The increase in lending reflects the double-digit growth rates of many sectors of the information technology industry over the past few years. That industry growth is driven largely by the transformation of developed countries to information-based economies. It is also fueled by the expansion of technology into developing nations, increased corporate spending on technology, and the growth of the Internet.

Indeed, 33 banks were agents for 97 loans to information technology companies between Jan. 1, 1995 and this Aug. 31, for $43 billion, according to BancBoston Securities. On rated loans, technology credits are often priced cheaper than the general bank market because bank lenders consider factors "beyond the scope of the rating agencies," Mr. Piepenburg said last week at the Robert Morris Associates annual conference in San Antonio. These include a company's brand-name value, foreign ownership, or support for new companies.

But the overwhelming majority of technology loans were to unrated or noninvestment grade companies, most of which are middle-market companies with annual sales of less than $1 billion.

The credits typically fund capital expenditures, research and development, or inventory buildup, said Mr. Piepenburg.

Information technology companies "go through cash a lot quicker than they generate it when they're growing," he said.

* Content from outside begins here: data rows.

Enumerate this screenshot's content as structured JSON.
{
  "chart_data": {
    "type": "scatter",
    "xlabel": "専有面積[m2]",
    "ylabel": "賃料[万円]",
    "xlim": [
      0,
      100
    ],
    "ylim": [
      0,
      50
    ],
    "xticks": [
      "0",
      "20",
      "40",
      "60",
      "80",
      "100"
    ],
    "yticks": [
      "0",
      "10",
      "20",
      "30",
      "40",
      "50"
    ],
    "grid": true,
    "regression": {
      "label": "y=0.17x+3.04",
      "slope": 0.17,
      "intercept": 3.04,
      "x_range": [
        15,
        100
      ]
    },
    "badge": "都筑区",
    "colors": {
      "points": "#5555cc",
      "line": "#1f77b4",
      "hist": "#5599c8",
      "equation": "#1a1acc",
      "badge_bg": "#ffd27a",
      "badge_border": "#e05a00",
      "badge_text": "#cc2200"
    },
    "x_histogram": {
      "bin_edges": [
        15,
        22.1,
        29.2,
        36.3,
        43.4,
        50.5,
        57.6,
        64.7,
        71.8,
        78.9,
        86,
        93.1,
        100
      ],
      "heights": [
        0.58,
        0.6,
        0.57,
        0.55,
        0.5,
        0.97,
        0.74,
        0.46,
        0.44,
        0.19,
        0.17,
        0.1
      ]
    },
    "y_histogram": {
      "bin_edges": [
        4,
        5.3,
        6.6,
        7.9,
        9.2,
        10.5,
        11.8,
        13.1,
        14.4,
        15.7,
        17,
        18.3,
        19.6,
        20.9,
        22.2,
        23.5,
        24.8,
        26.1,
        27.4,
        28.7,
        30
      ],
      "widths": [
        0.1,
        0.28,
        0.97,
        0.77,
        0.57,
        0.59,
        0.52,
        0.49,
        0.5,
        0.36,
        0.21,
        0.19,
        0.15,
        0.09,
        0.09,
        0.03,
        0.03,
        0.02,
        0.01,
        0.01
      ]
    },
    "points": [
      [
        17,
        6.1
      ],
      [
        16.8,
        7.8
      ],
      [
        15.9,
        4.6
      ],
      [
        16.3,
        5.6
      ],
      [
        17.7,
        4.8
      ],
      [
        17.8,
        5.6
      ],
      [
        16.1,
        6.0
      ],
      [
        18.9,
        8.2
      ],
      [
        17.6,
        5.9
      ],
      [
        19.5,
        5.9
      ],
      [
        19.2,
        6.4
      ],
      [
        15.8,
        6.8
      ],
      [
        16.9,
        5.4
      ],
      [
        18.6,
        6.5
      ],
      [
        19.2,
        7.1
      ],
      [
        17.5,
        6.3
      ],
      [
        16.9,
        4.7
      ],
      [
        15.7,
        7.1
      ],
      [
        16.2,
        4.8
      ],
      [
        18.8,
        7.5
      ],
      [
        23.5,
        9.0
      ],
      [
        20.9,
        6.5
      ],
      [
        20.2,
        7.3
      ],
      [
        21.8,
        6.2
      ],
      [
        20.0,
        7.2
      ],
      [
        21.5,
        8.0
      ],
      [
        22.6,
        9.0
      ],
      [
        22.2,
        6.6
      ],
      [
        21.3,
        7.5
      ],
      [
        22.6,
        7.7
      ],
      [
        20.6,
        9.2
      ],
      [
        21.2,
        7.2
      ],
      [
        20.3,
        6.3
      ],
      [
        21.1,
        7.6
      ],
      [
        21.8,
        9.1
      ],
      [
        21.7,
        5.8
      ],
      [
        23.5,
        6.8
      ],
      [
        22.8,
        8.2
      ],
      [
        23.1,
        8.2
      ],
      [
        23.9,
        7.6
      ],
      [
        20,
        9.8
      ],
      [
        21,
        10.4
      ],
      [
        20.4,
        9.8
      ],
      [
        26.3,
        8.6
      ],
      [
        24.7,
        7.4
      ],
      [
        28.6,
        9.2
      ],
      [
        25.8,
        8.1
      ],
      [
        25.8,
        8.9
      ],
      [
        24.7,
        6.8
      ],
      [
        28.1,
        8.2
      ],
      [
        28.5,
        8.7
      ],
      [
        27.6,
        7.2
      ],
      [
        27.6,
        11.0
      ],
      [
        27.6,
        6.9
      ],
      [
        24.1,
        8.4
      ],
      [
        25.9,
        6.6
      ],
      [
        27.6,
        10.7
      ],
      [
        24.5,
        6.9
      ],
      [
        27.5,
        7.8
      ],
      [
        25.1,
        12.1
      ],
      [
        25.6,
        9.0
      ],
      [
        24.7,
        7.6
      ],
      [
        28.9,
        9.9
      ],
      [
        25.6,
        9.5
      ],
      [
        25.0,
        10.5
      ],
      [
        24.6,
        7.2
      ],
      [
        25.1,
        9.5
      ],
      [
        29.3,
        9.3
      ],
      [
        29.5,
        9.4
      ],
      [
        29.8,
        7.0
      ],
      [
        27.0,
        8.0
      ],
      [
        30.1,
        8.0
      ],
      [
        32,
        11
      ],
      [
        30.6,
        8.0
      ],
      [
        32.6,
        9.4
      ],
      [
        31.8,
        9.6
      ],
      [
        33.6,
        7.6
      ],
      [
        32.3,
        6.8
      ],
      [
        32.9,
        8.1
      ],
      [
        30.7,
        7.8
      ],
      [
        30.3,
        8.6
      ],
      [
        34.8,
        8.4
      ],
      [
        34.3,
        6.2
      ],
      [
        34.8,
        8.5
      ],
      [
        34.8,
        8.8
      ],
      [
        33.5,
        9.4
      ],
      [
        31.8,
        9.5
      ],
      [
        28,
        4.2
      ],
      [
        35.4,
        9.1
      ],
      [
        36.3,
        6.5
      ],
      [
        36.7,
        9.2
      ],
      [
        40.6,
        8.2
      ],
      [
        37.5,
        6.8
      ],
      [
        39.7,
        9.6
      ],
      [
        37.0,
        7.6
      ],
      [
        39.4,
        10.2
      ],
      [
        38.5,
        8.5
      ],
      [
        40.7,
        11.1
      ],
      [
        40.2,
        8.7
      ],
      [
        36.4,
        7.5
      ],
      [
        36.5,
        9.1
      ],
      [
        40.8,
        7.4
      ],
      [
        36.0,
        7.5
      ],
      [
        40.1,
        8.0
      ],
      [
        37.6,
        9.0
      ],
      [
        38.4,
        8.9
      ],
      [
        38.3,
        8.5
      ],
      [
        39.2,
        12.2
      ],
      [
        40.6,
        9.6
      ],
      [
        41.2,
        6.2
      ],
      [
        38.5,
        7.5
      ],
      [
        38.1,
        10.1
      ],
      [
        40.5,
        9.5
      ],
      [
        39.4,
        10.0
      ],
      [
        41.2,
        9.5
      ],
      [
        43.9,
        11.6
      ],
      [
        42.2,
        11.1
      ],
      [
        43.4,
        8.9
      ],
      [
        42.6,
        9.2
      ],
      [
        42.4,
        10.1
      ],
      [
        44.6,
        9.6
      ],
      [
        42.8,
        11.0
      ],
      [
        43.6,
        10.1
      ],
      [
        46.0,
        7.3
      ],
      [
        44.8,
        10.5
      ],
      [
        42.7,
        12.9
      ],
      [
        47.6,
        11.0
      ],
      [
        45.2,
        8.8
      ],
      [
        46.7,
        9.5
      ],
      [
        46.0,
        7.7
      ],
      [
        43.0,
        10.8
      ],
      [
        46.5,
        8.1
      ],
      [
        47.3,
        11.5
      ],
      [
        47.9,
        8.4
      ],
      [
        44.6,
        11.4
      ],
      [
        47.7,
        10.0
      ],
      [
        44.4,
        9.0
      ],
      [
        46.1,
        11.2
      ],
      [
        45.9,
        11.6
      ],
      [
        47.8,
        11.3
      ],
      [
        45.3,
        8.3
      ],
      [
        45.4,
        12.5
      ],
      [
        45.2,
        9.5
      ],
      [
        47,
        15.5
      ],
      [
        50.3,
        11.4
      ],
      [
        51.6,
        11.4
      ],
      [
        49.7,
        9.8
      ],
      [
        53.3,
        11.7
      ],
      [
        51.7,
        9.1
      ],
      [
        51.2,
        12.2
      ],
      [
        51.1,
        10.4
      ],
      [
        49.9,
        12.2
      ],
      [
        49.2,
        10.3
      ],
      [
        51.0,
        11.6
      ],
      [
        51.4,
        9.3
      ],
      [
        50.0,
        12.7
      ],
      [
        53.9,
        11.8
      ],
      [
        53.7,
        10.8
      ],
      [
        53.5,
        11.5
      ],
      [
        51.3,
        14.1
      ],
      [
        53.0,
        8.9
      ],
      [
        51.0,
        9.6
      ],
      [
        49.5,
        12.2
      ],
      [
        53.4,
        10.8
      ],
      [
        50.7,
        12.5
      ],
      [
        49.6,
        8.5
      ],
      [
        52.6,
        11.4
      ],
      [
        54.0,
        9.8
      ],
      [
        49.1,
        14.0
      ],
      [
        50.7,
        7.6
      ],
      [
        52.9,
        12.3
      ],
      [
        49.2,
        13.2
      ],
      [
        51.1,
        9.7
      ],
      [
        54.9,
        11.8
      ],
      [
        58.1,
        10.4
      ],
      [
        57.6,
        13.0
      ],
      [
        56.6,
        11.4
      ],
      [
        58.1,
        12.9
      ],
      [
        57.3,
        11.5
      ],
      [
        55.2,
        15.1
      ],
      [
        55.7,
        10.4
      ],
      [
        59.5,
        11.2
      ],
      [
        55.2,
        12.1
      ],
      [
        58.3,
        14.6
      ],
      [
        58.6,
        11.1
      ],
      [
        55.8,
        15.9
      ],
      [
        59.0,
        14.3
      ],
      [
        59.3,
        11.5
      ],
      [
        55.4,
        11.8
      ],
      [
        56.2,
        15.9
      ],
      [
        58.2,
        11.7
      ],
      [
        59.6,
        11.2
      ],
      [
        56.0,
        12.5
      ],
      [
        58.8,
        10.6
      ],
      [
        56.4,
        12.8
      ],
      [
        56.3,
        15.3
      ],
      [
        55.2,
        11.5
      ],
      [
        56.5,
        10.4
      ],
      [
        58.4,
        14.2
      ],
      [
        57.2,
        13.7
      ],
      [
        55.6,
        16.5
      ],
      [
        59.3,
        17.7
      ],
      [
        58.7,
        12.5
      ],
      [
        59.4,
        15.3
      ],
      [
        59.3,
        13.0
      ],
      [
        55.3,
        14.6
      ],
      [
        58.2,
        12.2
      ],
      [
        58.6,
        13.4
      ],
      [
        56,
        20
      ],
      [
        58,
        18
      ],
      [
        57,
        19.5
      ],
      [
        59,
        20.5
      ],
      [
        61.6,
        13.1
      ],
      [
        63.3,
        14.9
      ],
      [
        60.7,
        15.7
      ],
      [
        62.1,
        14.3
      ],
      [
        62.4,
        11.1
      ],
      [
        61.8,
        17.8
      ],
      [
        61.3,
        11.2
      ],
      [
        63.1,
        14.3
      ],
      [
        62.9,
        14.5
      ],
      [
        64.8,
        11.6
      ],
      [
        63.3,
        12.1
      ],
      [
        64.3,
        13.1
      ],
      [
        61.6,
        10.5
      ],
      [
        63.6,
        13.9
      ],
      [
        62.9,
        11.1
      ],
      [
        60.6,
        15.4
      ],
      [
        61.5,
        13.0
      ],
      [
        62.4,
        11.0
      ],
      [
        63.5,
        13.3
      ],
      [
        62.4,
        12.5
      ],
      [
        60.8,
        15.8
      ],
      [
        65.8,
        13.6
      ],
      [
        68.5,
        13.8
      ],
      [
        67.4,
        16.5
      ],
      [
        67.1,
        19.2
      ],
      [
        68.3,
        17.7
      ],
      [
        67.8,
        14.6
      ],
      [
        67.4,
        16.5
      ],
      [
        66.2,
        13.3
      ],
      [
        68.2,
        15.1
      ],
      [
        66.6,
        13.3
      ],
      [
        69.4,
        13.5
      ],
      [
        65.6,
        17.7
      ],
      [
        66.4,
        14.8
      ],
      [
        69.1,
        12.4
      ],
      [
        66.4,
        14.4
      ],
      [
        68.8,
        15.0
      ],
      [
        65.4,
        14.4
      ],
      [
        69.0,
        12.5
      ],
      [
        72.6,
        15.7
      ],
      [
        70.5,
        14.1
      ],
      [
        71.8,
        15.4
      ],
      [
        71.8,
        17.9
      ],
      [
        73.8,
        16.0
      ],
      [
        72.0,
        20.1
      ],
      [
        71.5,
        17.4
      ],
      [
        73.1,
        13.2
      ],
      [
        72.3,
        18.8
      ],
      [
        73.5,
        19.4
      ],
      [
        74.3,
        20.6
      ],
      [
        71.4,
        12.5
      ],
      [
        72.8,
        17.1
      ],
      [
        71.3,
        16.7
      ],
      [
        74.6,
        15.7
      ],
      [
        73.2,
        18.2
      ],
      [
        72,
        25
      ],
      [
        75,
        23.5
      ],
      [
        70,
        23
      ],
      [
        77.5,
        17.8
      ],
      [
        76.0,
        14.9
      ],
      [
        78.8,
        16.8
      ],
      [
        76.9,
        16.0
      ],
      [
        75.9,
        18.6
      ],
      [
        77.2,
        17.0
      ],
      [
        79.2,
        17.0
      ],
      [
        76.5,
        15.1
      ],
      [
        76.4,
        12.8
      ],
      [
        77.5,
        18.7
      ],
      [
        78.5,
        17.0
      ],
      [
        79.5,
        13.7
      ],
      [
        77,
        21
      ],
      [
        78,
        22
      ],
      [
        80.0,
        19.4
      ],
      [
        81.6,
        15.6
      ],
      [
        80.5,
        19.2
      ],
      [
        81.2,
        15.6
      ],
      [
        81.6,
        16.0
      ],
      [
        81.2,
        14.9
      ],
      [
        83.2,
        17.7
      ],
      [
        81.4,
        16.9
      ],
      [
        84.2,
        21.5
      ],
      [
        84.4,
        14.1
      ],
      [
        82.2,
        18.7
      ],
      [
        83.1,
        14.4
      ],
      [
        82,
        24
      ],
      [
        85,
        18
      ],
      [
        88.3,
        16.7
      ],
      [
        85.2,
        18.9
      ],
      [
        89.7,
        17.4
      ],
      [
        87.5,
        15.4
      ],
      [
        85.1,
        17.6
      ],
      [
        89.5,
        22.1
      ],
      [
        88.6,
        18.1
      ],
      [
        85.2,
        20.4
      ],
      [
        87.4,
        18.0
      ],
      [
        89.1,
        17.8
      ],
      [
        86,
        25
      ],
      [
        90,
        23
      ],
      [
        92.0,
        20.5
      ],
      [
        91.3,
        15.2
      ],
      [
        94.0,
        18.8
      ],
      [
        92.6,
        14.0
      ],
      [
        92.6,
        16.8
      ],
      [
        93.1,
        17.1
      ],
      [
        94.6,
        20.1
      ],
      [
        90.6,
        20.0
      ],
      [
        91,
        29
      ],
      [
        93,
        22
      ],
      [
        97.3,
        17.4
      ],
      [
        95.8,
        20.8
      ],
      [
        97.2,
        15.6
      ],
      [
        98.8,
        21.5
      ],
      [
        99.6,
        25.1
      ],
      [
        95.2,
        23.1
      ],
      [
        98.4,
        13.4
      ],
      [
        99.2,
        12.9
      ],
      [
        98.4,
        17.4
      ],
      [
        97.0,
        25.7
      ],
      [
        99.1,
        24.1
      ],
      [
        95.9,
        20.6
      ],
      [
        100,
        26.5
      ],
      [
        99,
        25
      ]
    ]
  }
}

Indeed, technology borrowers are often pre-profit or even pre-revenue companies with very short histories and negative net worth, said Doug Mangum, a senior vice president with Silicon Valley Bank in Austin, Tex.

Covenants tied to a borrower's liquidity should feature prominently in loans to technology companies, said Mr. Mangum. For example, a minimum quick ratio (cash, marketable securities, and accounts receivable, divided by current liabilities) should be a key covenant.